Sorride Paolo Sorrentino, lunghe basette e un triangolo di rughe che partono dall’angolo dell’occhio, sotto le luci di via della Conciliazione, davanti gli sta il Cupolone illuminato. È la prima delle 42 immagini di Gianni Fiorito, fotografo di scena che da più di una quindicina d’anni segue il regista della Grande bellezza, che ne coglie i momenti quotidiani, che ne fissa le inquadrature migliori e pronte a divenire cult, che squaderna i gesti e i visi degli attori, il disincantato alter ego Toni Servillo in primis, che racconta la premura di un autore attento ai particolari, quasi maniacale, alla piega di un abito, alla fissità di uno sguardo, al movimento stanco di una mano, alla noia di un passo, alla perfezione di un trucco, al lasciarsi vivere di una comparsa, ad un viso esattamente grinzoso, ad una mano invecchiata. Adesso sono insieme su un altro set, Loro – nulla vieta di spezzare in due quel titolo con l’inserimento di un apostrofo – “su” Berlusconi, e la prima immagine uscita dalle agenzie, Servillo berlusconizzato, mette quasi i brividi. Immagini che formano ”già” una storia o quanto corre intorno ad essa: Fiorito svolge l’attività di fotogiornalista fin dal 1980, sviluppando e inoltrandosi nella realtà napoletana, documenta il fenomeno camorristico e l’illegalità diffusa, guarda alla realtà sociale e urbanistica delle periferie, le trasformazioni del paesaggio urbano. Negli anni Ottanta, ancora come fotografo si lega al gruppo teatrale “Falso Movimento” di Mario Martone, dal 1999 i suoi interessi si rivolgono sempre più al cuore e ai backstage delle produzioni cinematografiche, i suoi registi, oltre Sorrentino, si chiamano John Turturro, Antonio Capuano, Luca Miniero.

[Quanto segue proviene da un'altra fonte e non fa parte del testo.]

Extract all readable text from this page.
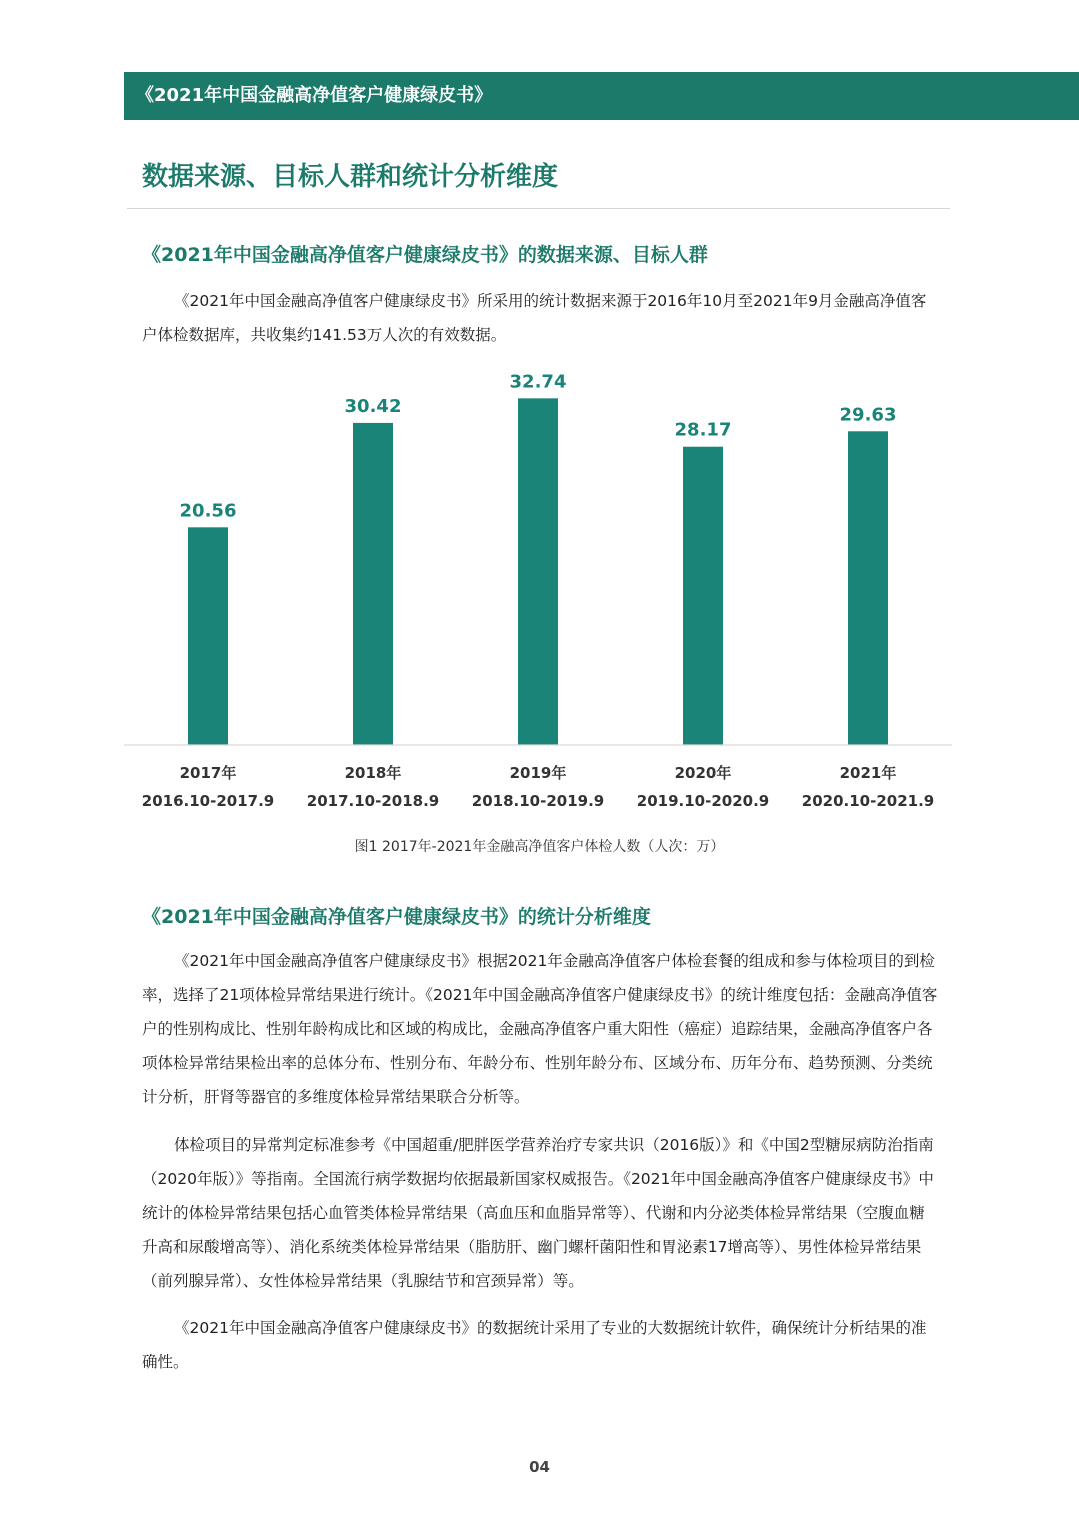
《2021年中国金融高净值客户健康绿皮书》
数据来源、目标人群和统计分析维度
《2021年中国金融高净值客户健康绿皮书》的数据来源、目标人群

《2021年中国金融高净值客户健康绿皮书》所采用的统计数据来源于2016年10月至2021年9月金融高净值客户体检数据库，共收集约141.53万人次的有效数据。

20.56
2017年
2016.10-2017.9
30.42
2018年
2017.10-2018.9
32.74
2019年
2018.10-2019.9
28.17
2020年
2019.10-2020.9
29.63
2021年
2020.10-2021.9
图1 2017年-2021年金融高净值客户体检人数（人次：万）
《2021年中国金融高净值客户健康绿皮书》的统计分析维度

《2021年中国金融高净值客户健康绿皮书》根据2021年金融高净值客户体检套餐的组成和参与体检项目的到检率，选择了21项体检异常结果进行统计。《2021年中国金融高净值客户健康绿皮书》的统计维度包括：金融高净值客户的性别构成比、性别年龄构成比和区域的构成比，金融高净值客户重大阳性（癌症）追踪结果，金融高净值客户各项体检异常结果检出率的总体分布、性别分布、年龄分布、性别年龄分布、区域分布、历年分布、趋势预测、分类统计分析，肝肾等器官的多维度体检异常结果联合分析等。

体检项目的异常判定标准参考《中国超重/肥胖医学营养治疗专家共识（2016版）》和《中国2型糖尿病防治指南（2020年版）》等指南。全国流行病学数据均依据最新国家权威报告。《2021年中国金融高净值客户健康绿皮书》中统计的体检异常结果包括心血管类体检异常结果（高血压和血脂异常等）、代谢和内分泌类体检异常结果（空腹血糖升高和尿酸增高等）、消化系统类体检异常结果（脂肪肝、幽门螺杆菌阳性和胃泌素17增高等）、男性体检异常结果（前列腺异常）、女性体检异常结果（乳腺结节和宫颈异常）等。

《2021年中国金融高净值客户健康绿皮书》的数据统计采用了专业的大数据统计软件，确保统计分析结果的准确性。

04
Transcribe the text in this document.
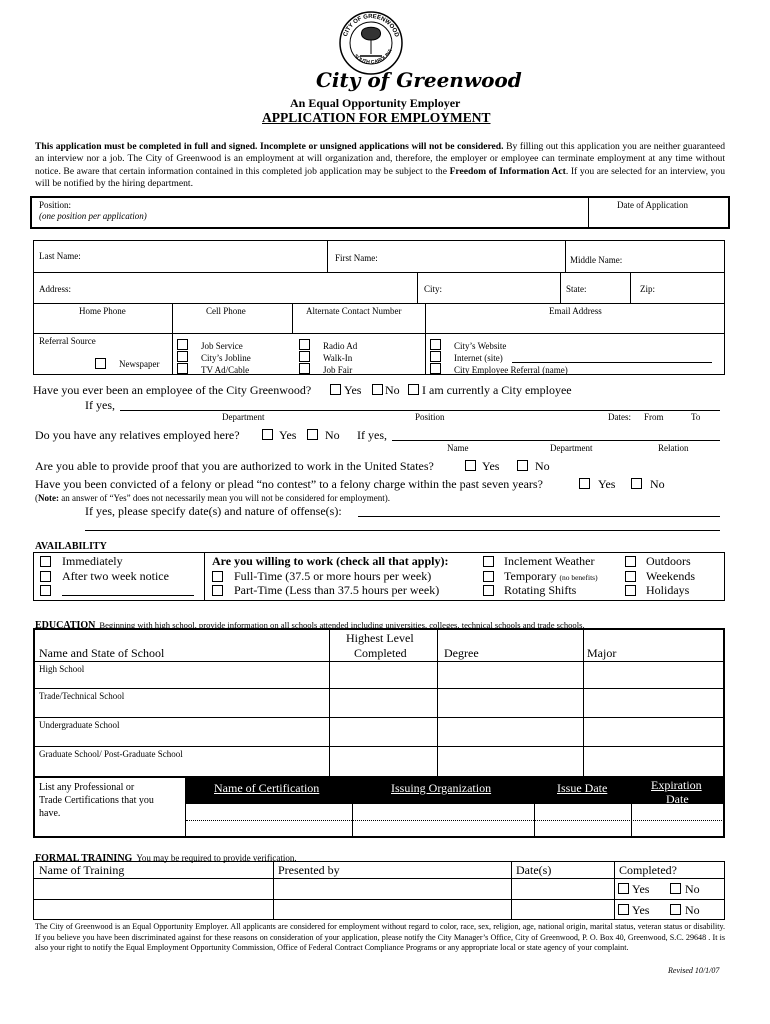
CITY OF GREENWOOD
SOUTH CAROLINA
City of Greenwood
An Equal Opportunity Employer
APPLICATION FOR EMPLOYMENT
This application must be completed in full and signed. Incomplete or unsigned applications will not be considered. By filling out this application you are neither guaranteed an interview nor a job. The City of Greenwood is an employment at will organization and, therefore, the employer or employee can terminate employment at any time without notice. Be aware that certain information contained in this completed job application may be subject to the Freedom of Information Act. If you are selected for an interview, you will be notified by the hiring department.
Position:
(one position per application)
Date of Application
Last Name:	First Name:	Middle Name:
Address:	City:	State:	Zip:
Home Phone	Cell Phone	Alternate Contact Number	Email Address
Referral Source
Newspaper
Job Service
City’s Jobline
TV Ad/Cable
Radio Ad
Walk-In
Job Fair
City’s Website
Internet (site)
City Employee Referral (name)
Have you ever been an employee of the City Greenwood?	Yes No I am currently a City employee
If yes,
Department	Position	Dates: From	To
Do you have any relatives employed here?	Yes No If yes,
Name	Department	Relation
Are you able to provide proof that you are authorized to work in the United States?	Yes	No
Have you been convicted of a felony or plead “no contest” to a felony charge within the past seven years?	Yes	No
(Note: an answer of “Yes” does not necessarily mean you will not be considered for employment).
If yes, please specify date(s) and nature of offense(s):
AVAILABILITY
Immediately
After two week notice
Are you willing to work (check all that apply):
Full-Time (37.5 or more hours per week)
Part-Time (Less than 37.5 hours per week)
Inclement Weather
Temporary (no benefits)
Rotating Shifts
Outdoors
Weekends
Holidays
EDUCATION Beginning with high school, provide information on all schools attended including universities, colleges, technical schools and trade schools.
Name and State of School
Highest Level
Completed	Degree	Major
High School
Trade/Technical School
Undergraduate School
Graduate School/ Post-Graduate School
List any Professional or
Trade Certifications that you
have.
Name of Certification	Issuing Organization	Issue Date	Expiration
Date
FORMAL TRAINING You may be required to provide verification.
Name of Training	Presented by	Date(s)	Completed?
Yes	No
Yes	No
The City of Greenwood is an Equal Opportunity Employer. All applicants are considered for employment without regard to color, race, sex, religion, age, national origin, marital status, veteran status or disability. If you believe you have been discriminated against for these reasons on consideration of your application, please notify the City Manager’s Office, City of Greenwood, P. O. Box 40, Greenwood, S.C. 29648 . It is also your right to notify the Equal Employment Opportunity Commission, Office of Federal Contract Compliance Programs or any appropriate local or state agency of your complaint.
Revised 10/1/07
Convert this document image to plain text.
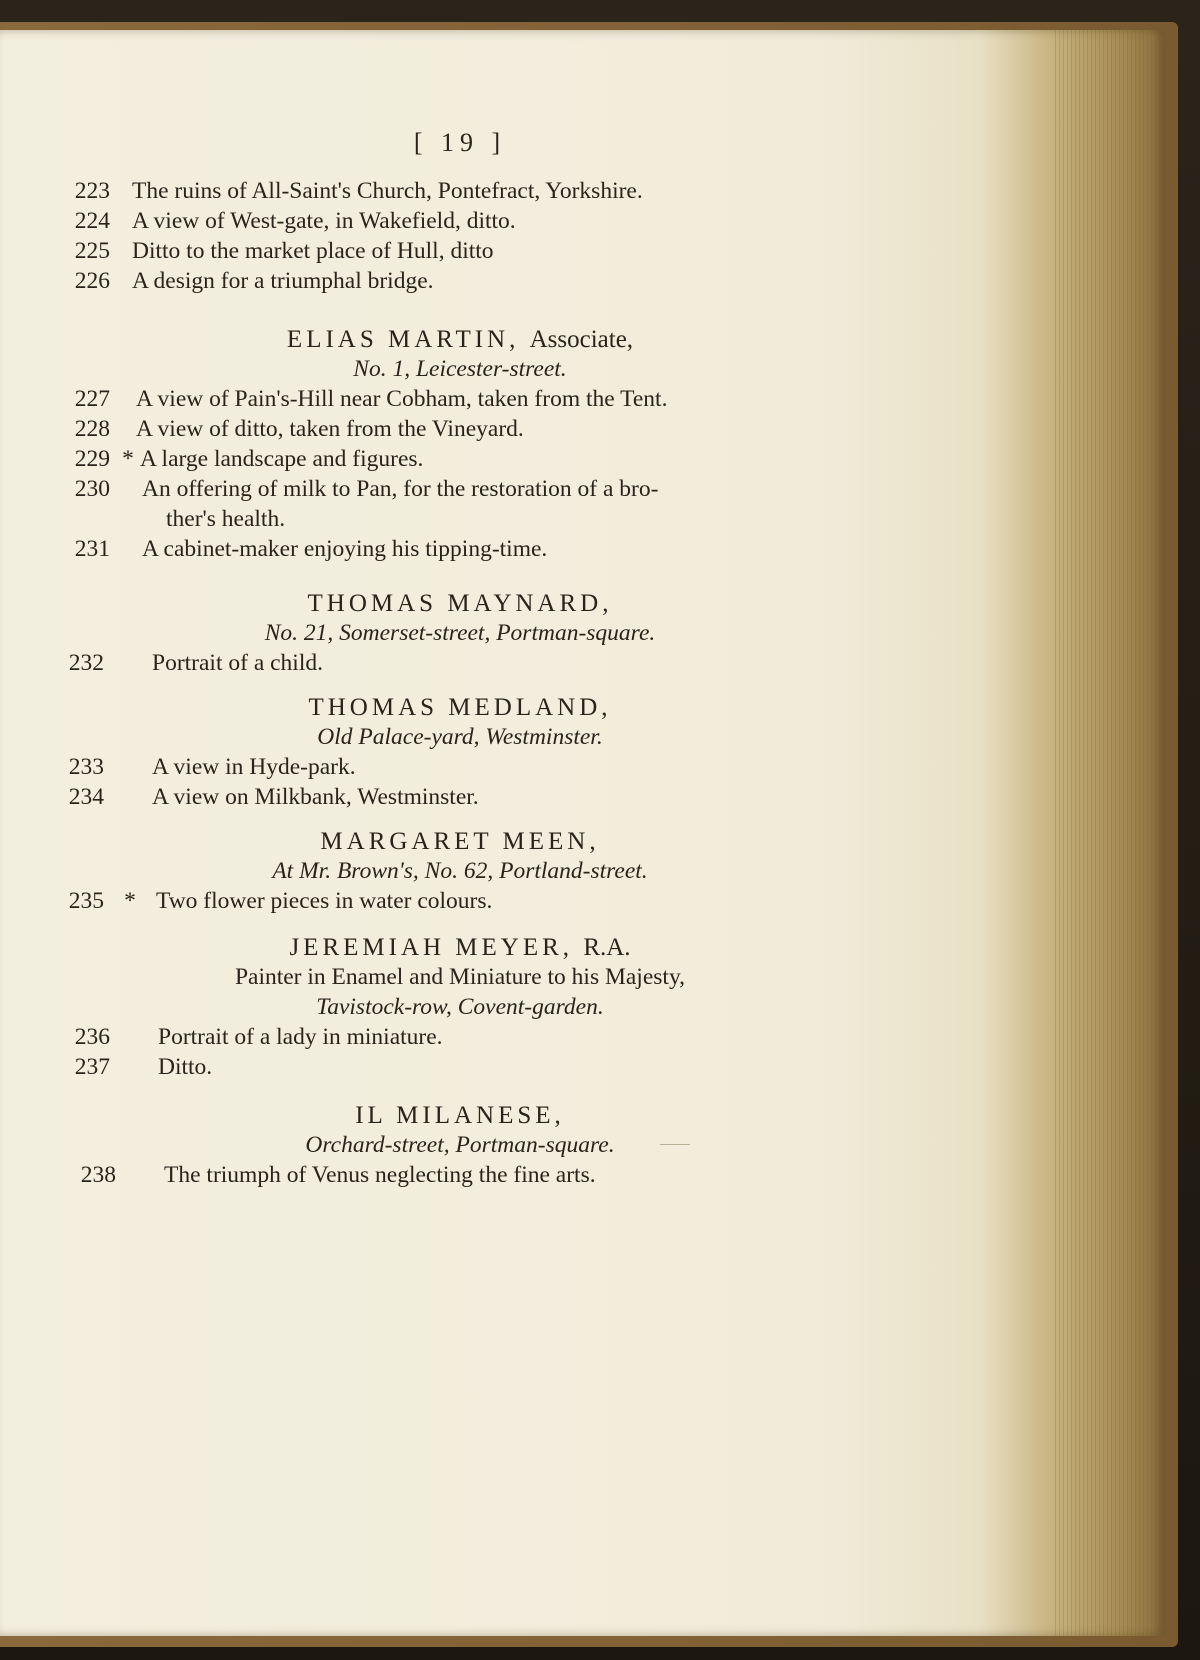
[ 19 ]
223 The ruins of All-Saint's Church, Pontefract, Yorkshire.
224 A view of West-gate, in Wakefield, ditto.
225 Ditto to the market place of Hull, ditto
226 A design for a triumphal bridge.
ELIAS MARTIN, Associate,
No. 1, Leicester-street.
227 A view of Pain's-Hill near Cobham, taken from the Tent.
228 A view of ditto, taken from the Vineyard.
229 * A large landscape and figures.
230 An offering of milk to Pan, for the restoration of a bro-
ther's health.
231 A cabinet-maker enjoying his tipping-time.
THOMAS MAYNARD,
No. 21, Somerset-street, Portman-square.
232 Portrait of a child.
THOMAS MEDLAND,
Old Palace-yard, Westminster.
233 A view in Hyde-park.
234 A view on Milkbank, Westminster.
MARGARET MEEN,
At Mr. Brown's, No. 62, Portland-street.
235 * Two flower pieces in water colours.
JEREMIAH MEYER, R.A.
Painter in Enamel and Miniature to his Majesty,
Tavistock-row, Covent-garden.
236 Portrait of a lady in miniature.
237 Ditto.
IL MILANESE,
Orchard-street, Portman-square.
238 The triumph of Venus neglecting the fine arts.
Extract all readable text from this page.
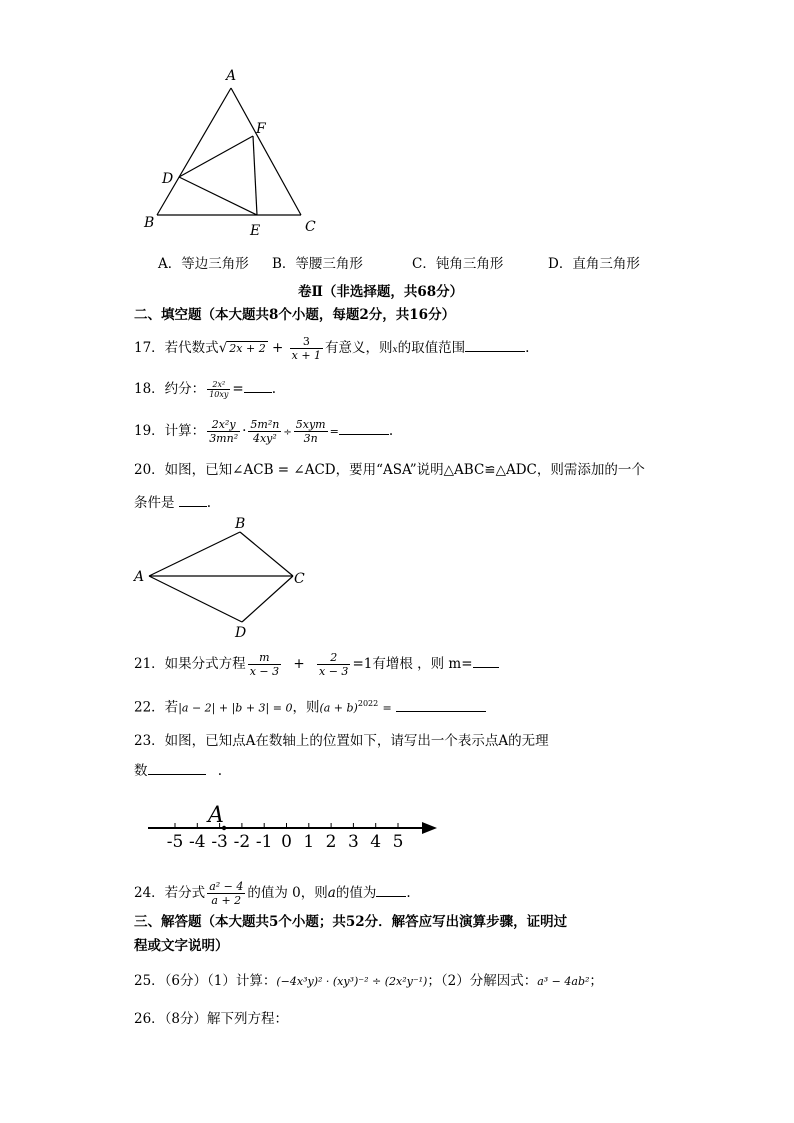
A
F
D
B	E	C
A．等边三角形 B．等腰三角形	C．钝角三角形	D．直角三角形
卷Ⅱ（非选择题，共68分）
二、填空题（本大题共8个小题，每题2分，共16分）
17．若代数式√ $2x + 2 + \frac{3}{x + 1}$ 有意义，则x的取值范围	.
18．约分： $\frac{\text{2x²}}{10xy}$ = .
19．计算： $\frac{\text{2x²y}}{\text{3mn²}} \cdot \frac{\text{5m²n}}{\text{4xy²}} \div \frac{\text{5xym}}{3n}$ =	.
20．如图，已知∠ACB = ∠ACD，要用“ASA”说明△ABC≌△ADC，则需添加的一个
条件是 .
B
A	C
D
21．如果分式方程 $\frac{m}{x - 3} + \frac{2}{x - 3} =1$有增根 ，则 m=
22．若|a − 2| + |b + 3| = 0，则$(a + b)^{2022}$ =
23．如图，已知点A在数轴上的位置如下，请写出一个表示点A的无理
数	.
-5 -4 -3 -2 -1 0 1 2 3 4 5
A
24．若分式 $\frac{\text{a² − 4}}{a + 2}$ 的值为 0，则a的值为 .
三、解答题（本大题共5个小题；共52分．解答应写出演算步骤，证明过
程或文字说明）
25．（6分）（1）计算：(−4x³y)² · (xy³)⁻² ÷ (2x²y⁻¹)；（2）分解因式：a³ − 4ab²；
26．（8分）解下列方程：
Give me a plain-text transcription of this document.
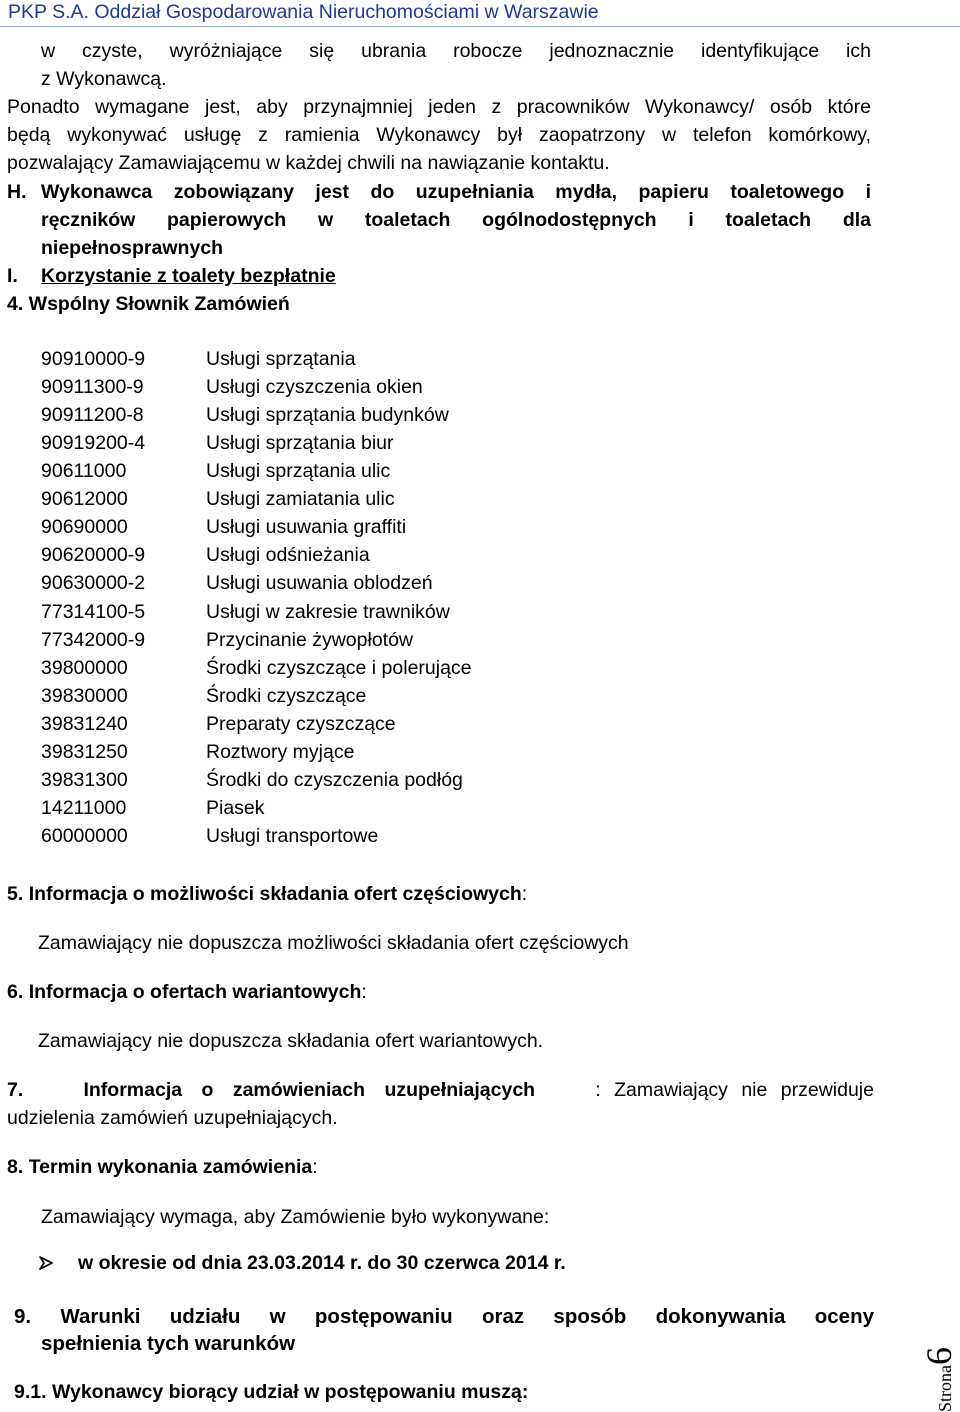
PKP S.A. Oddział Gospodarowania Nieruchomościami w Warszawie
w czyste, wyróżniające się ubrania robocze jednoznacznie identyfikujące ich
z Wykonawcą.
Ponadto wymagane jest, aby przynajmniej jeden z pracowników Wykonawcy/ osób które
będą wykonywać usługę z ramienia Wykonawcy był zaopatrzony w telefon komórkowy,
pozwalający Zamawiającemu w każdej chwili na nawiązanie kontaktu.
H. Wykonawca zobowiązany jest do uzupełniania mydła, papieru toaletowego i
ręczników papierowych w toaletach ogólnodostępnych i toaletach dla
niepełnosprawnych
I. Korzystanie z toalety bezpłatnie
4. Wspólny Słownik Zamówień
90910000-9	Usługi sprzątania
90911300-9	Usługi czyszczenia okien
90911200-8	Usługi sprzątania budynków
90919200-4	Usługi sprzątania biur
90611000	Usługi sprzątania ulic
90612000	Usługi zamiatania ulic
90690000	Usługi usuwania graffiti
90620000-9	Usługi odśnieżania
90630000-2	Usługi usuwania oblodzeń
77314100-5	Usługi w zakresie trawników
77342000-9	Przycinanie żywopłotów
39800000	Środki czyszczące i polerujące
39830000	Środki czyszczące
39831240	Preparaty czyszczące
39831250	Roztwory myjące
39831300	Środki do czyszczenia podłóg
14211000	Piasek
60000000	Usługi transportowe
5. Informacja o możliwości składania ofert częściowych:
Zamawiający nie dopuszcza możliwości składania ofert częściowych
6. Informacja o ofertach wariantowych:
Zamawiający nie dopuszcza składania ofert wariantowych.
7.	Informacja o zamówieniach uzupełniających	: Zamawiający nie przewiduje
udzielenia zamówień uzupełniających.
8. Termin wykonania zamówienia:
Zamawiający wymaga, aby Zamówienie było wykonywane:
w okresie od dnia 23.03.2014 r. do 30 czerwca 2014 r.
9. Warunki udziału w postępowaniu oraz sposób dokonywania oceny
spełnienia tych warunków
9.1. Wykonawcy biorący udział w postępowaniu muszą:	Strona6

Una carrellata, questa, “Cronache dal set: il cinema di Paolo Sorrentino”, ospitata fino al 7 gennaio prossimo nei locali di Camera, il Centro Italiano per la Fotografia a Torino (via delle Rosine 18) e curata da Maria Savarese, che abbraccia in uno sguardo solo pressoché un’intera cinematografia. Michael Caine perso e sognante tra la musica e i campanacci muti delle verdi montagne elvetiche o gli ospiti della clinica immersi nella tranquillità rigenerativa della piscina sono immagini di Youth, un set preparato, in attesa del ciak, attorno ad una bandiera o le orecchie a sventola di Andreotti/Servillo all’ombra di un incombente ritratto di Marx sono immagini del Divo, la magnifica opulenza di Jude Law, gli abiti ricamati e preziosi, il rosso del mantello che attraversa le strade di Roma, la monaca occhialuta di Diane Keaton, l’impegno dell’abituale Luca Bigazzi a centrare la giusta e più suggestiva inquadratura sono immagini di The young pope, lo sguardo di Cheyenne/Sean Penn, stratruccata e rincantucciata rock star alla ricerca dell’ufficiale nazista è l’immagine-simbolo di This must be the place, Jep Gambardella seduto nella sua giacca rossa accanto alla donna nuda è l’immagine universale della Grande bellezza, come la suorina raggrinzita, il viso intristito di Sabrina Ferilli, quello di Fanny Ardant più spigoloso, Servillo mollemente disteso sull’amaca, il bicchiere di alcol in mano.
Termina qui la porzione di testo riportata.